His three decades in charge at St Vincent’s and Sydney Hospital count for more than that, considering the inner-city hospital is on the front line of Sydney’s sometimes infamous nightlife and treats more than its fair share of bashing victims, drug addicts and homeless.

“As a young person would say, ‘OMG’,” Professor Fulde said, accepting the award.

“But … it’s really not about me. What it is about is us as a community.”

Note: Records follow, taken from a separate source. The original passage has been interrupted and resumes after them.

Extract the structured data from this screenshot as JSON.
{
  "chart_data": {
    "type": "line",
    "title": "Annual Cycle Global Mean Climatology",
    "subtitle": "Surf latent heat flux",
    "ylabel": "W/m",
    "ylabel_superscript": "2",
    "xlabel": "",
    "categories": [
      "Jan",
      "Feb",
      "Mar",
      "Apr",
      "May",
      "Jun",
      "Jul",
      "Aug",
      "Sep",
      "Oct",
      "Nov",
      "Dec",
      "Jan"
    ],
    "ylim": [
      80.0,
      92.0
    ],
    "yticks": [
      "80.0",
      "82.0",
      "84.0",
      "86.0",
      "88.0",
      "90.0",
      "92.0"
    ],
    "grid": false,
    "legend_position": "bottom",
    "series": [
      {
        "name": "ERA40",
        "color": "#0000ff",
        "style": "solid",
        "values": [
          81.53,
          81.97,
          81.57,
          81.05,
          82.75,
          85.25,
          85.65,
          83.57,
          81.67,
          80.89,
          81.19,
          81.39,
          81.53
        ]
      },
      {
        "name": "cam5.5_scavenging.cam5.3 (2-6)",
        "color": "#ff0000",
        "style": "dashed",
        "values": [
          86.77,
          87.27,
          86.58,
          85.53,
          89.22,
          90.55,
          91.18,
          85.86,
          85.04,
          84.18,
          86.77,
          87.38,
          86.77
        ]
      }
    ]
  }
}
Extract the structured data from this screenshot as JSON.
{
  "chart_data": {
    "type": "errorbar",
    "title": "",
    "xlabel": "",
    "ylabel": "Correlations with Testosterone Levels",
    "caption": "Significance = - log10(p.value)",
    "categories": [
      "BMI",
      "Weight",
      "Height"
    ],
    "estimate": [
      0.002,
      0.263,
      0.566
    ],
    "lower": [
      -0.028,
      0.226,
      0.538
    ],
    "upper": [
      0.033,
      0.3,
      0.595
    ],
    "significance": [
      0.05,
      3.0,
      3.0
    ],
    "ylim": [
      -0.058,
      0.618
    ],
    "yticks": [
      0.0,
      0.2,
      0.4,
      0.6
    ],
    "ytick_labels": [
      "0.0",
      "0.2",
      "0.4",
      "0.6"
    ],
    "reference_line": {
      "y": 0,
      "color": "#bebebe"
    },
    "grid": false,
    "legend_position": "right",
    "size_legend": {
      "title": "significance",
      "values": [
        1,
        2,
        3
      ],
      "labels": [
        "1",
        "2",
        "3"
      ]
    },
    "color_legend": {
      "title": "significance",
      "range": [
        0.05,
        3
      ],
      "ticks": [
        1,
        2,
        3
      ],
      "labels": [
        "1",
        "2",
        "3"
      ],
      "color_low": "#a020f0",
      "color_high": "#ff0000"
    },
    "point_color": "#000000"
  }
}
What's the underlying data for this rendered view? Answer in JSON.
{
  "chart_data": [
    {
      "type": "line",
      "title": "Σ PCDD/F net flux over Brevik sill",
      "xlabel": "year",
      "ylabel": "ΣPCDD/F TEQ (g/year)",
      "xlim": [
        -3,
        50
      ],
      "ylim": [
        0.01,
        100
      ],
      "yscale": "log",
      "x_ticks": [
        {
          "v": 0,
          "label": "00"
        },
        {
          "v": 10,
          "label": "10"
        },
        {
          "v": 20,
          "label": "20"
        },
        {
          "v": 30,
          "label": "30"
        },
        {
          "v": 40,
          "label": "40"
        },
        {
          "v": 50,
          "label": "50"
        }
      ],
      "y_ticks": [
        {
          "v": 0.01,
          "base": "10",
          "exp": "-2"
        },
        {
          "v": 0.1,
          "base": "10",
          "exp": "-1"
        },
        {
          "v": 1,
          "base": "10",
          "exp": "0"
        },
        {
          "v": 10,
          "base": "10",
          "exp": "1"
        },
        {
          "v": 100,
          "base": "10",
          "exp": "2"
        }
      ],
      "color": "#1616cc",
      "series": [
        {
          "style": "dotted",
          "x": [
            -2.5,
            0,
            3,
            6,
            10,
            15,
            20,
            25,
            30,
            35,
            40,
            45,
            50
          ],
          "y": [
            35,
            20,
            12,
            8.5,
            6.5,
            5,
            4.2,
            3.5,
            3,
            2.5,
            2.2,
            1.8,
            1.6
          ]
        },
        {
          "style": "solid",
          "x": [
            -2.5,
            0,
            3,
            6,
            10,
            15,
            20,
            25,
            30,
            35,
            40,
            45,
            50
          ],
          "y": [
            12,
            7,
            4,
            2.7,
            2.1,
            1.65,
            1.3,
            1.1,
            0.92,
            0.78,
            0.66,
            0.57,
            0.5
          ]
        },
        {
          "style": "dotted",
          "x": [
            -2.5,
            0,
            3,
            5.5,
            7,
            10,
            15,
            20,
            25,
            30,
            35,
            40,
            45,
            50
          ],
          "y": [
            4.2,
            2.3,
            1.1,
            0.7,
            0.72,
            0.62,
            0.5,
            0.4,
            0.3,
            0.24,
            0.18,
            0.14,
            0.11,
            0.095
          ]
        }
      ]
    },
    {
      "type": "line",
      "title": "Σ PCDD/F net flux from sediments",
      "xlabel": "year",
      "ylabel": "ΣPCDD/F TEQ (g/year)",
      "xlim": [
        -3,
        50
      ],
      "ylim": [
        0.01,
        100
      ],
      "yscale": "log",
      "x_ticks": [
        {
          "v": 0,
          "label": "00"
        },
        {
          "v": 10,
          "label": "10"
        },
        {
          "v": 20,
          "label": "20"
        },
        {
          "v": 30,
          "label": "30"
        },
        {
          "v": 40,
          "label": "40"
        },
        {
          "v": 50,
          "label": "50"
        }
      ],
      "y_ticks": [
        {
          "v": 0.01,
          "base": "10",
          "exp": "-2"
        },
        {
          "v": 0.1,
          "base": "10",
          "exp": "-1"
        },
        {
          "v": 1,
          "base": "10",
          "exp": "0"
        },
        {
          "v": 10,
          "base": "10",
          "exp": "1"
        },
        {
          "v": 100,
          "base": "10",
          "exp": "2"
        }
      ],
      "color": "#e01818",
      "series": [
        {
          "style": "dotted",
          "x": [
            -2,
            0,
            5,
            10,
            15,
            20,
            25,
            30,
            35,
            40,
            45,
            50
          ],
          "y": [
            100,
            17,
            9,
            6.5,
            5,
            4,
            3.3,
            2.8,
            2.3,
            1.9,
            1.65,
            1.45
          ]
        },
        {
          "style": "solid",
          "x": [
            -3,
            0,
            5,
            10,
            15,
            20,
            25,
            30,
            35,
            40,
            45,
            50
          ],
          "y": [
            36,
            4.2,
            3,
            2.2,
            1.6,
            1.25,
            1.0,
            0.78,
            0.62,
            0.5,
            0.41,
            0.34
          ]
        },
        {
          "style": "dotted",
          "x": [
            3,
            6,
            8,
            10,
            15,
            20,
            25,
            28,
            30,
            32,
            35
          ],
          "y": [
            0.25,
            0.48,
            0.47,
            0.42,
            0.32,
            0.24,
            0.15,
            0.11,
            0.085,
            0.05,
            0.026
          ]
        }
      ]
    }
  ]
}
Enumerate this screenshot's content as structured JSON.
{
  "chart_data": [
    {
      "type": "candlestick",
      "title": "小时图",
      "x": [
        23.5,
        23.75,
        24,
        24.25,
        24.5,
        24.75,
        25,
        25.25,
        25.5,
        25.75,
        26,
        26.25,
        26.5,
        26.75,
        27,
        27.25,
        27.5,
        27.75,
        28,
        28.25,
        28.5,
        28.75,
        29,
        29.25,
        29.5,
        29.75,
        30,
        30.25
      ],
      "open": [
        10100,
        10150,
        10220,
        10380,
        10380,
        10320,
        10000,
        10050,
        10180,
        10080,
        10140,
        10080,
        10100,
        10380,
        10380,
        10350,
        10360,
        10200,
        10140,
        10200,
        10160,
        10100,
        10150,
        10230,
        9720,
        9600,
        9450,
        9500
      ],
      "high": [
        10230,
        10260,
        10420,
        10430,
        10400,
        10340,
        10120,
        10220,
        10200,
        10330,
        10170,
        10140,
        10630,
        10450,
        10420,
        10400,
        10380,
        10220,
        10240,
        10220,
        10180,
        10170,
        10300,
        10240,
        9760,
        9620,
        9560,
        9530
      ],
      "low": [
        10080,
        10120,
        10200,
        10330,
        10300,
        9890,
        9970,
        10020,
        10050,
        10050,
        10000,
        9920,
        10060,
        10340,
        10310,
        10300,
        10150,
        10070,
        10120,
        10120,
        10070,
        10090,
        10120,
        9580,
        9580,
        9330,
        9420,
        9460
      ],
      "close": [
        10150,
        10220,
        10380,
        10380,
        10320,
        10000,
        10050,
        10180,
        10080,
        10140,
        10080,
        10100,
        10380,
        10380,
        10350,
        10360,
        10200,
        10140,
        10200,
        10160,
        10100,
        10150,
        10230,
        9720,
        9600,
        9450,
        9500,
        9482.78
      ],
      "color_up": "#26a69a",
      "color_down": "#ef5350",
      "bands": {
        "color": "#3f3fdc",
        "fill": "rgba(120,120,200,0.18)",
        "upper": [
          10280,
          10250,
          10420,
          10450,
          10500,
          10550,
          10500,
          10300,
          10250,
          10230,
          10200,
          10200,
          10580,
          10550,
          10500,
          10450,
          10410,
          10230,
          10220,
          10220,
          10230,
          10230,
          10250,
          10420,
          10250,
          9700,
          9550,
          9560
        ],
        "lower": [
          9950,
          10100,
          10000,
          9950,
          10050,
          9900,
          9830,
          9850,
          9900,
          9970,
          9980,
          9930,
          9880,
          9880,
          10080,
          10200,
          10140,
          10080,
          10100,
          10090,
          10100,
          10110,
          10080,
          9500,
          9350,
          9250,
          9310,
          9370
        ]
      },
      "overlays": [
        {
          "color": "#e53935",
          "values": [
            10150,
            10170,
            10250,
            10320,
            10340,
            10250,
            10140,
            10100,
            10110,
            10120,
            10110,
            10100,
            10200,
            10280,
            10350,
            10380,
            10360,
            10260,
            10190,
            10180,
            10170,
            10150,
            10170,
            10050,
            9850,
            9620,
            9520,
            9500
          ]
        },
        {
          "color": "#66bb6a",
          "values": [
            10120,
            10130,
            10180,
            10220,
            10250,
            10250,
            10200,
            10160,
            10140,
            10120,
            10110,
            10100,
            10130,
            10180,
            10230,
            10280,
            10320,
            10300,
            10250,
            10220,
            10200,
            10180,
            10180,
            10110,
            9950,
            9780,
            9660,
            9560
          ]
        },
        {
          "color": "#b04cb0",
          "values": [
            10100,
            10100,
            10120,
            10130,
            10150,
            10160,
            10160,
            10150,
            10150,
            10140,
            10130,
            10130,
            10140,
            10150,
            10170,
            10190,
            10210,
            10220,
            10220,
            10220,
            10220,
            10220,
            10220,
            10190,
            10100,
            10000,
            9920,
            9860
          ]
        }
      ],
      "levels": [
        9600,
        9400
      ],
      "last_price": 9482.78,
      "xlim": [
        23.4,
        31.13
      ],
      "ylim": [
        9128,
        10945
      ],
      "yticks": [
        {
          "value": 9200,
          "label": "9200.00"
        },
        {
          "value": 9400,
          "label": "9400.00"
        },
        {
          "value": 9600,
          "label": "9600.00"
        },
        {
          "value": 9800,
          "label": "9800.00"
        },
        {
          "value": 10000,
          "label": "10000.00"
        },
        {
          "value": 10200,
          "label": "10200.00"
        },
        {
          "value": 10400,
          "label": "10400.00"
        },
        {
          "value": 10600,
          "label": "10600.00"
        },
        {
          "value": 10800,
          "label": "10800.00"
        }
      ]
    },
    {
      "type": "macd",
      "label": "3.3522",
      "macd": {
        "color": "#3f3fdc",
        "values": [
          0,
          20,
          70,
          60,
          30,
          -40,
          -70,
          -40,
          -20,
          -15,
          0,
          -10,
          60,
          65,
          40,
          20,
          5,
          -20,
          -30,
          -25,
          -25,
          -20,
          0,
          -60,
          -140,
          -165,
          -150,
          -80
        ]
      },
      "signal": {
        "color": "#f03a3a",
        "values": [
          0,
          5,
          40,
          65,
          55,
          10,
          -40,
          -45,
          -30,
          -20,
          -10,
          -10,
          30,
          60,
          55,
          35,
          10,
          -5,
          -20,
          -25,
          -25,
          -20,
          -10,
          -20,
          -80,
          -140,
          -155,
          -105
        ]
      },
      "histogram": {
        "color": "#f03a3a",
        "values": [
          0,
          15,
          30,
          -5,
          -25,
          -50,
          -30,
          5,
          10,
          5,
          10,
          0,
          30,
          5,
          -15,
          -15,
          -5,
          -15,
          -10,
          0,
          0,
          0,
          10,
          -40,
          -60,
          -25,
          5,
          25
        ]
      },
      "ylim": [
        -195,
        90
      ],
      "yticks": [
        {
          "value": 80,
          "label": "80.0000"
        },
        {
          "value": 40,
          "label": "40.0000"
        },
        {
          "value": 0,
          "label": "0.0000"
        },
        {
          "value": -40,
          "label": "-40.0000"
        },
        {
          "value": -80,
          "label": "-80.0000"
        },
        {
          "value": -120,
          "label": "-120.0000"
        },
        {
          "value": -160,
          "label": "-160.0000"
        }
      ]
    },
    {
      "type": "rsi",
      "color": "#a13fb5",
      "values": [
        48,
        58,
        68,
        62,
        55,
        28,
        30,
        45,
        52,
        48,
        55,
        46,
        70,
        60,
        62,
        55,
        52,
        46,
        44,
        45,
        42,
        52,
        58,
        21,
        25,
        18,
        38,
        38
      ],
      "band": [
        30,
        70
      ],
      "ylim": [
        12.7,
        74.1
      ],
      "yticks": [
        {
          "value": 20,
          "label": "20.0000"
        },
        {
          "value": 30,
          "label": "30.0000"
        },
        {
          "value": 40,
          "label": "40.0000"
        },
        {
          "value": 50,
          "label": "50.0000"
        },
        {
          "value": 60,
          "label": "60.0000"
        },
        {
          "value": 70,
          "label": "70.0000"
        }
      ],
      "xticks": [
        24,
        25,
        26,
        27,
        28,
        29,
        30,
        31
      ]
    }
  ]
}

Professor Fulde said Australia did not want drugs and alcohol “causing so much damage and devastation”.

“We really do not need to be drunk and ugly or out of it to enjoy this fantastic country.”

The indefatigable Dr Fulde has spoken out for years about alcohol-fuelled violence on the city’s party strips, including Kings Cross, just a short walk from his emergency room’s front door.

He was a central figure in the push for lock-out laws in the Cross after the one-punch death of teenager Thomas Kelly in 2012 and is a board member of the Thomas Kelly Youth Foundation.

Dr Fulde has been named Senior Australian of the Year at a time when, after years of campaigning to alter the culture of drunken violence, he is seeing signs of change.

“It would appear the message is finally getting through,” he told Fairfax Media on January 1 after a quieter than normal New Year’s Eve.

“We have realised as a society you don’t have to be totally drunk and ugly to enjoy some of the most fabulous fireworks in the world.”